Tribal members had been employed at the Eldorado Mine on the eastern shore of the lake. The mine opened in 1932 and was an early source of radium, a substance considered a miracle cure for cancer. It could also be used to make instrument dials glow in the dark and was a sought-after substance during World War II. Sahtu Dene men worked at the mine, transporting valuable bags of radioactive ore. During the war, mining switched from radium to uranium. Uranium made its way from Canada’s north to the Manhattan Project in the U.S. and ultimately to Japan in atomic bombs dropped at Nagasaki and Hiroshima.

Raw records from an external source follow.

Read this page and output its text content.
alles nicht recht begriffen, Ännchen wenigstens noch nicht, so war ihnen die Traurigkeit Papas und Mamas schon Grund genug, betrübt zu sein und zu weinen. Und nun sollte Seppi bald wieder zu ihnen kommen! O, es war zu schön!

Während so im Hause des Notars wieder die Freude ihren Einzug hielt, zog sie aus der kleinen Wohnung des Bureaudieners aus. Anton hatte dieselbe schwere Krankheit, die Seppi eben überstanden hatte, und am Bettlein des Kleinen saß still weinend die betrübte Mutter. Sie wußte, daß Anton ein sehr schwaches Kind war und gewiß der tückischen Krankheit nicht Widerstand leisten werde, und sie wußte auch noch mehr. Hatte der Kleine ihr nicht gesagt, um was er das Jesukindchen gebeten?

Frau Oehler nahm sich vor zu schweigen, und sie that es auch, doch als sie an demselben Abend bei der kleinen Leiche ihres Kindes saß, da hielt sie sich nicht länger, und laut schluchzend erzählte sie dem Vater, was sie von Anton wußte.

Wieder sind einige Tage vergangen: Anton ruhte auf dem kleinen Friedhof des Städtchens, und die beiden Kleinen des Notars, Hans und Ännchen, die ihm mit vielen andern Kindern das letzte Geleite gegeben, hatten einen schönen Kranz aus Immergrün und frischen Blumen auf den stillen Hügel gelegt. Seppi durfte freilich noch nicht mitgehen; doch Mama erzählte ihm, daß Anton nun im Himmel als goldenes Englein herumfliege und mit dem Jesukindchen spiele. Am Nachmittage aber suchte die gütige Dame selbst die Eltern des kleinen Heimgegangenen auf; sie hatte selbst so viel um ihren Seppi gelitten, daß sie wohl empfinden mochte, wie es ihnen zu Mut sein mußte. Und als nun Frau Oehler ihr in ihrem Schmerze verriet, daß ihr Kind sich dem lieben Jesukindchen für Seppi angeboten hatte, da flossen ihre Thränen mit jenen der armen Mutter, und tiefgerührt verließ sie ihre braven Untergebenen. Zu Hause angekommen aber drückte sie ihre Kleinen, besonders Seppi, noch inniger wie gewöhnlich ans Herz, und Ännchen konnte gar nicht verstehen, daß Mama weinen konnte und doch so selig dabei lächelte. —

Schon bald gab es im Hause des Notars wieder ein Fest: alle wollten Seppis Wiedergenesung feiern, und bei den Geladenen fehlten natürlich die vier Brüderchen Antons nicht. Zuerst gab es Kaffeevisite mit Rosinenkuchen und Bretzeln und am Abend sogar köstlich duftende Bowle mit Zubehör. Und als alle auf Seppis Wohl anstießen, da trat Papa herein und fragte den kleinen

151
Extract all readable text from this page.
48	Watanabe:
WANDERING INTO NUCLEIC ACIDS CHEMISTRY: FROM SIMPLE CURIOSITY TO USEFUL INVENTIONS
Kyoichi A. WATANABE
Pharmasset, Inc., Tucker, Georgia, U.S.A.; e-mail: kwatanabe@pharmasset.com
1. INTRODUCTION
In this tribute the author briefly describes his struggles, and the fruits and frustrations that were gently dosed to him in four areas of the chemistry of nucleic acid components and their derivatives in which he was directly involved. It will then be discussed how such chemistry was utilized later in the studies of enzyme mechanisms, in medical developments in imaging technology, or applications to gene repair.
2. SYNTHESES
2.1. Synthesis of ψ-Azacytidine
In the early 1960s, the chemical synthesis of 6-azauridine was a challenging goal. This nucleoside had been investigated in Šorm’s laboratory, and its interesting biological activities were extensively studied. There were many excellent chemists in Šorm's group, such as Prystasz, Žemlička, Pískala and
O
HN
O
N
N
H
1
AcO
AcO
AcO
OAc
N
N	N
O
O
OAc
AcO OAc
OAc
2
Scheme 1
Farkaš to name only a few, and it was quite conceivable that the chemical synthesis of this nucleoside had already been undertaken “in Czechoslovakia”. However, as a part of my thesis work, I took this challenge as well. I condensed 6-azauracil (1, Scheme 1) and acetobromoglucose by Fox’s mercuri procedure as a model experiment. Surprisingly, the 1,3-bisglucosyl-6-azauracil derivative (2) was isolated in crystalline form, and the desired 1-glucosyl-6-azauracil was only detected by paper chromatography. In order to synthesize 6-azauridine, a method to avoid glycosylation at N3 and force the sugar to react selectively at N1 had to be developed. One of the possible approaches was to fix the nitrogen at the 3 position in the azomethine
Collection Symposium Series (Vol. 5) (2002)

In addition to the legacy of destruction of atomic weapons, the war left behind a legacy of nuclear waste and environmental damage. The Eldorado mine’s ore processing facility, located in Port Hope, Ontario, is the center of a billion-dollar cleanup campaign. Less attention, however, has been paid to cleaning up the mine site on the shore of Great Bear Lake.
The Sahtu Dene miners went back to their families in the Deline area. Many developed cancer as they aged. The town gained the grim title of the “Village of Widows.” A national report examining the mine's health legacy, conducted in 2005, acknowledged the legacy of fear and anxiety surrounding environmental contamination and health.
When someone in Deline needs advanced health care services, they must be transported to Stanton Territorial Hospital, located in Yellowknife. That is a 350-mile flight. The drive from Deline to Yellowknife is 1,752 miles when the ice road is open in winter. There is no year-round road connecting Deline to the outside world.
The population of Deline isn’t significant. Five hundred seventy-three people lived there in 2021, according to a count. The population has been slowly growing in recent years, up from 533 in the 2016 count. They are served by a primary care clinic located in Deline.
Deline is just one of the remote communities in northern Canada. There are several communities north of the Arctic Circle in the Northwest Territories that are even farther from advanced medical care than Deline. Nearly a thousand people live in Tuktoyaktuk, located on the Beaufort Sea near the Mackenzie River Delta. It is the most northern village accessible by road in Canada.
When we lived in North Dakota, we didn’t really live in a remote location compared to some communities in northern Canada. We didn’t even know what remote was at the time.